PAN and RANA’s lifeblood is our partners and our people. I want to say thank you to each and every one of our partners. Whether it is Ahaki’s work to power networked advocacy in Uganda; Swasti’s catalytic approach to health advocacy; or the partnership of Four PAWS, Spark Street Advisors, the Independent Panel for Pandemic Preparedness and Response, the Panel for a Global Public Health Convention, the Elders, and the Global Preparedness Monitoring Board on the pandemic agreement negotiations, the combined relentless advocacy efforts of our partners and individuals in our orbit energises me every day. Over the past year, RANA partners are on the rise, we have brilliant biosecurity partners, and are proud to have helped establish the MFF Hub in Brussels — our Year Five Impact Report expands on these vital partnerships. The potential we have when we come together and put our brands and egos at the door is truly mind blowing.

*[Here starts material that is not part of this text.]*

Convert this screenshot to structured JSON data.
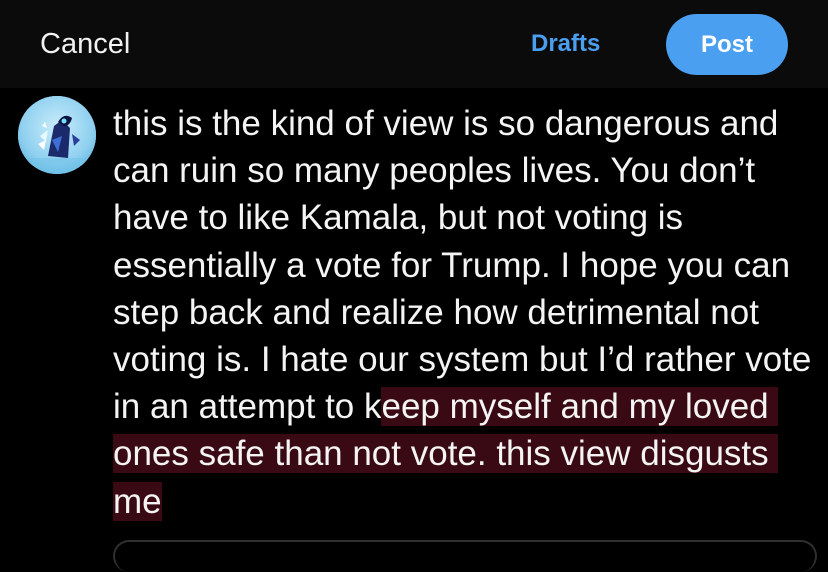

From 2020 to 2025, much has changed, but our work together, as a network of advocates, is more important than ever, as we evolve to build the resilience of people, communities, and countries to tackle existing and future threats.

I would like to take the opportunity to give a particular shout out to my nine colleagues that make up PAN’s core team. Aminata in Freetown, Aggrey in Nairobi, Zander, Verity, Charlotte and Thoko in the U.K., Courtney in New York, Autumn in Los Angeles, and Hanna in Seattle. We are supported on particular projects, at particular times by Ramadan in Istanbul, Rafael in Geneva, and Anamaria, Vale and Kasia in Brussels, along with our Co-founders and advisors around the world and the brilliant team at Panorama Global. This family of street fighting advocates makes me proud to be PAN.

In partnership, in solidarity, and in deep gratitude for five rollercoaster years.

Eloise Todd
Executive Director & Co-founder, Pandemic Action Network

This letter is part of PAN’s Year Five Impact Report — Building Tomorrow’s Resilience, Today.